Response length distribution (are responses getting shorter/longer?)
Refusal rate (how often does the model decline to answer?)
Confidence scores (where available)
Finish reason distribution (stop vs length vs content_filter)

// Record user feedback events
await analytics.track("ai.feedback", {
  requestId,
  featureId,
  tenantId,
  sentiment: "negative", // 'positive' | 'negative' | 'neutral'
  feedbackType: "regeneration", // 'thumbs_down' | 'regeneration' | 'correction' | 'escalation'
  modelVersion: currentModelVersion,
  promptHash: hashPromptTemplate(systemPrompt),
});

Prompt Template Versioning

When a provider updates a model, your prompts may behave differently. When you update a prompt, outputs change. You need to track both.

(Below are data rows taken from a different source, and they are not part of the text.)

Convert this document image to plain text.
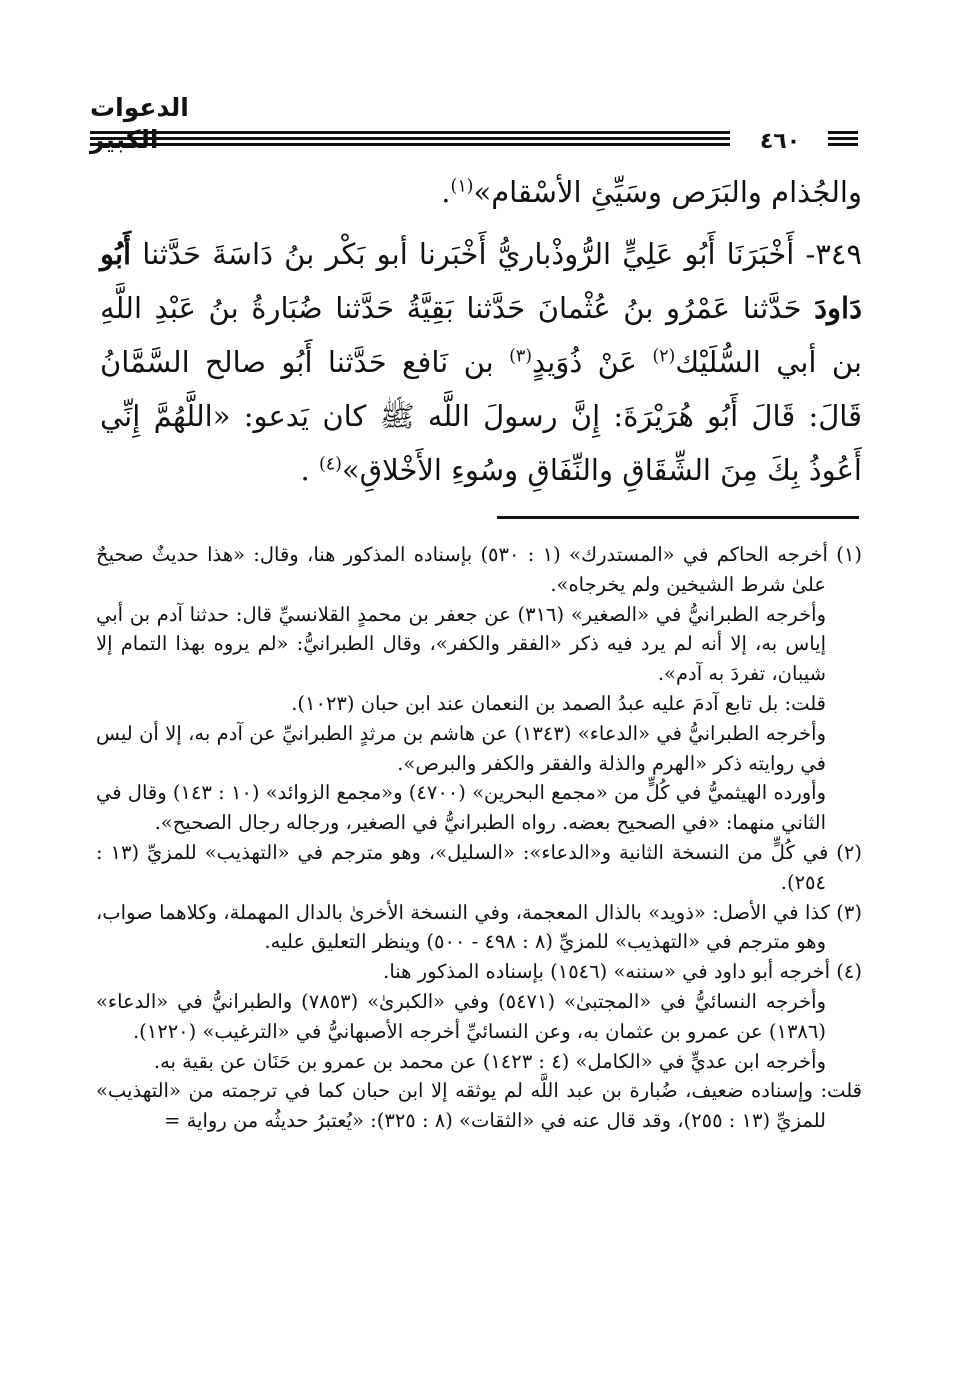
الدعوات
٤٦٠

والجُذام والبَرَص وسَيِّئِ الأسْقام»$^{(١)}$.

٣٤٩- أَخْبَرَنَا أَبُو عَلِيٍّ الرُّوذْباريُّ أَخْبَرنا أبو بَكْر بنُ دَاسَةَ حَدَّثنا أَبُو دَاودَ حَدَّثنا عَمْرُو بنُ عُثْمانَ حَدَّثنا بَقِيَّةُ حَدَّثنا ضُبَارةُ بنُ عَبْدِ اللَّهِ بن أبي السُّلَيْك$^{(٢)}$ عَنْ ذُوَيدٍ$^{(٣)}$ بن نَافع حَدَّثنا أَبُو صالح السَّمَّانُ قَالَ: قَالَ أَبُو هُرَيْرَةَ: إِنَّ رسولَ اللَّه ﷺ كان يَدعو: «اللَّهُمَّ إِنِّي أَعُوذُ بِكَ مِنَ الشِّقَاقِ والنِّفَاقِ وسُوءِ الأَخْلاقِ»$^{(٤)}$ .

(١) أخرجه الحاكم في «المستدرك» (١ : ٥٣٠) بإسناده المذكور هنا، وقال: «هذا حديثٌ صحيحٌ علىٰ شرط الشيخين ولم يخرجاه».

وأخرجه الطبرانيُّ في «الصغير» (٣١٦) عن جعفر بن محمدٍ القلانسيِّ قال: حدثنا آدم بن أبي إياس به، إلا أنه لم يرد فيه ذكر «الفقر والكفر»، وقال الطبرانيُّ: «لم يروه بهذا التمام إلا شيبان، تفردَ به آدم».

قلت: بل تابع آدمَ عليه عبدُ الصمد بن النعمان عند ابن حبان (١٠٢٣).

وأخرجه الطبرانيُّ في «الدعاء» (١٣٤٣) عن هاشم بن مرثدٍ الطبرانيِّ عن آدم به، إلا أن ليس في روايته ذكر «الهرم والذلة والفقر والكفر والبرص».

وأورده الهيثميُّ في كُلٍّ من «مجمع البحرين» (٤٧٠٠) و«مجمع الزوائد» (١٠ : ١٤٣) وقال في الثاني منهما: «في الصحيح بعضه. رواه الطبرانيُّ في الصغير، ورجاله رجال الصحيح».

(٢) في كُلٍّ من النسخة الثانية و«الدعاء»: «السليل»، وهو مترجم في «التهذيب» للمزيِّ (١٣ : ٢٥٤).

(٣) كذا في الأصل: «ذويد» بالذال المعجمة، وفي النسخة الأخرىٰ بالدال المهملة، وكلاهما صواب، وهو مترجم في «التهذيب» للمزيِّ (٨ : ٤٩٨ - ٥٠٠) وينظر التعليق عليه.

(٤) أخرجه أبو داود في «سننه» (١٥٤٦) بإسناده المذكور هنا.

وأخرجه النسائيُّ في «المجتبىٰ» (٥٤٧١) وفي «الكبرىٰ» (٧٨٥٣) والطبرانيُّ في «الدعاء» (١٣٨٦) عن عمرو بن عثمان به، وعن النسائيِّ أخرجه الأصبهانيُّ في «الترغيب» (١٢٢٠).

وأخرجه ابن عديٍّ في «الكامل» (٤ : ١٤٢٣) عن محمد بن عمرو بن حَنَان عن بقية به.

قلت: وإسناده ضعيف، ضُبارة بن عبد اللَّه لم يوثقه إلا ابن حبان كما في ترجمته من «التهذيب» للمزيِّ (١٣ : ٢٥٥)، وقد قال عنه في «الثقات» (٨ : ٣٢٥): «يُعتبرُ حديثُه من رواية =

// Version your prompt templates
const PROMPT_VERSION = "chat-v2.3.1";

// Include version in telemetry
span.setAttribute("llm.prompt_template_version", PROMPT_VERSION);
span.setAttribute("llm.model_version", modelVersion); // if deterministic

Correlating prompt version + model version with quality metrics lets you:

Detect when a silent model update degraded outputs
A/B test prompt changes with measurable quality impact
Roll back prompt changes when metrics regress

Distributed Tracing Across the AI Pipeline

Agentic workflows span multiple LLM calls, tool invocations, and external system calls. Trace them end-to-end.

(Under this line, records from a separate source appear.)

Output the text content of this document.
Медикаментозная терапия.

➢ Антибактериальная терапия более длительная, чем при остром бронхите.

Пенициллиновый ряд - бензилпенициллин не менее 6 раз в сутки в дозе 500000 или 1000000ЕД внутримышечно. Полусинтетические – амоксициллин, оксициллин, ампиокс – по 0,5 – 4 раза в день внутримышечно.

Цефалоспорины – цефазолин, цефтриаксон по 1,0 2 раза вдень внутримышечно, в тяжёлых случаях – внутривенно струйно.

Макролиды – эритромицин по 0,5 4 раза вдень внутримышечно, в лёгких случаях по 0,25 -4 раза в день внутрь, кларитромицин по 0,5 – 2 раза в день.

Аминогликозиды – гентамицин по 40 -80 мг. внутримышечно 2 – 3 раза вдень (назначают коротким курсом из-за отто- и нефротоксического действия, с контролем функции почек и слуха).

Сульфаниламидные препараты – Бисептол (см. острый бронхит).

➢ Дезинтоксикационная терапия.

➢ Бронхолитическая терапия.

// Parent span for the full agentic workflow
const workflowSpan = tracer.startSpan("agent.workflow", {
  attributes: { "workflow.type": "document-analysis", userId },
});

// Child spans for each step
const retrievalSpan = tracer.startSpan("rag.retrieval", {
  parent: workflowSpan,
});
// ... vector search ...
retrievalSpan.end();

const llmSpan = tracer.startSpan("llm.completion", { parent: workflowSpan });
// ... LLM call with retrieved context ...
llmSpan.end();

const toolSpan = tracer.startSpan("agent.tool.execution", {
  parent: workflowSpan,
});
// ... tool call ...
toolSpan.setAttribute("tool.name", "web_search");
toolSpan.setAttribute("tool.safe", true);
toolSpan.end();

workflowSpan.end();

This creates a complete trace of the AI decision chain — essential for debugging unexpected behavior and auditing AI actions.

Cost Attribution

For multi-tenant products, you need per-tenant cost attribution:

// Track costs per tenant per feature per model
await costTracker.record({
  tenantId,
  featureId: "ai-chat",
  model: "gpt-4o",
  inputTokens,
  outputTokens,
  estimatedCost: calculateCost(inputTokens, outputTokens, "gpt-4o"),
  timestamp: Date.now(),
});

Store this in ClickHouse or a time-series database. Query it for:

Per-tenant monthly cost reports
Feature profitability analysis
Budget alerts
Abuse detection (unusually high cost per user)

The Dashboard You Actually Need

A useful AI observability dashboard has:

Latency percentiles (P50, P95, P99) by model and feature
Token usage over time with anomaly bands
Cost per feature with trend lines
Quality proxy metrics (feedback rates, regeneration rates)
Error rate and finish reason breakdown
Prompt version performance comparison
Per-tenant cost heatmap

Without this, you're operating AI in production while blind. With it, you have the feedback loops necessary to improve quality, control costs, and catch issues before they affect users.

Build the instrumentation first. You'll need it.